What Is Tumor Mutation Burden?

The tumor mutation burden is simply the genetic fingerprint of cancer. Tumor mutations may seem like bad news, but modifications can also provide valuable information for cancer treatments.

Chemotherapies are powerful cell-killing drugs, but they also act on almost all dividing cells. Since cancer cells are the most proliferating cells, they are also most affected by chemotherapy. However, recently, the door to targeted therapies based on the different biology of cancer cells has opened with the discovery of predictive biomarkers. Biomarkers can reveal the details of a patient’s disease and progression and how they may respond to treatment.

Tumor mutation burden measures the number of mutations carried by tumor cells and the areas of focus that appear in biomarker research. In its simplest definition, tumor mutation burden is the total number of mutations in the tumor. By comparing DNA sequences from a patient’s complex tissues and tumor cells and using a set of sophisticated algorithms, the number of acquired somatic mutations found in tumors but not in normal tissues can be determined.

Unlocking The Potential of Tumor Mutation Burden

The efficacy of immunotherapies can be predicted with specific immune proteins expressed (presented) by the tumor and interacting with the immune system. Tumor mutation burden is a different biomarker in this sense and is derived only from mutations.

Given that mutations cause cancer, a high tumor mutation burden may suggest more aggressive cancer biology, but this is not true in all cases. Researchers have found that some tumors with more mutations may be more sensitive to immunotherapies. In other words, tumor mutation burden is a biomarker used to predict the efficacy of immunotherapies.

As cells begin to change, some of the mutations found in tumor cells will code for proteins found on the surface of these cells, known as neoantigens. These can make the immune system recognize the tumor as foreign.
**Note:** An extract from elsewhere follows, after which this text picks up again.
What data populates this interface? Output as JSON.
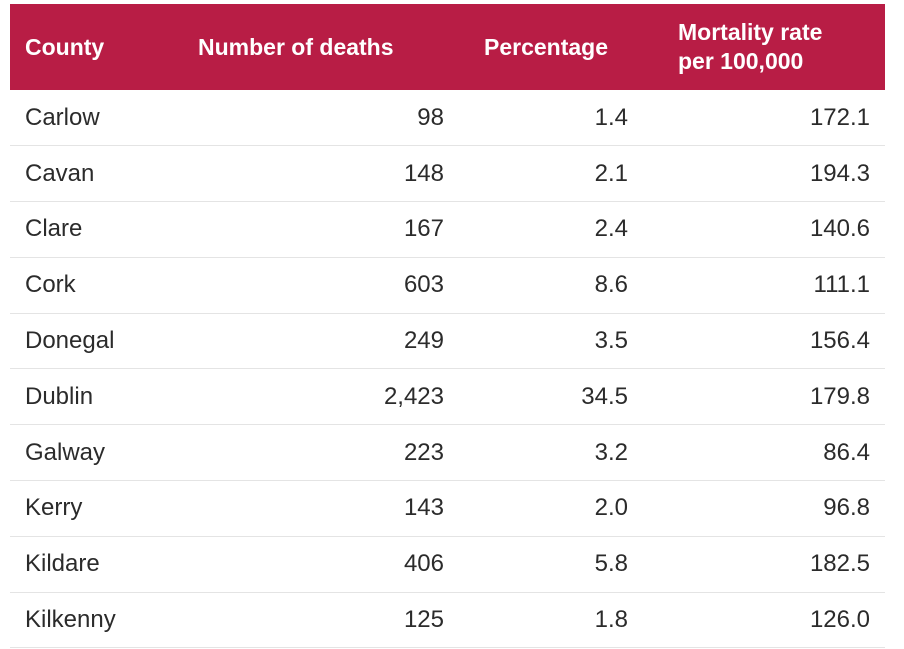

Tumor mutation burden can also provide helpful information about why certain cancers respond better to immuno-oncological treatments (immunotherapies). Mutations due to sunlight or smoking tend to respond better to immunotherapy. Other tumors, such as pancreatic or colon cancer, have fewer mutations, so they may be less likely to respond to treatment.

However, the fact that the human genome has more than three billion base pairs presents researchers with an exciting challenge; How do we standardize a biomarker that is affected by many different factors?

Measuring Tumor Mutation Burden

Tumor mutation burden can be assessed using whole exome sequencing. Whole exome sequencing examines the coding regions of 21,522 genes and identifies tumor mutation burden based on 200 mutations in the tumor exome.

To be clinically decisive, tumor mutation burden must have consistent standards for measurement and performance, but this presents a challenge.

Currently, there is no standard way to quantify or report tumor mutation burden, but we are optimistic that this will be possible in the future. Writing data in a standard format makes biomarkers more valuable because it allows for comparisons between studies.

Tumor mutation burden can be used not only as a diagnosis but also as a tool for monitoring a tumor throughout treatment, allowing physicians to identify and adapt to new mutations. We’re not there yet, but this could be the future of precision oncology.

The tumor mutation burden represents a significant step on the road to precision oncology and personalized medicine, but it is not the last. In the future, biomarkers will likely consist of multiple elements, including tumor mutation burden and other features such as inflammatory gene expression.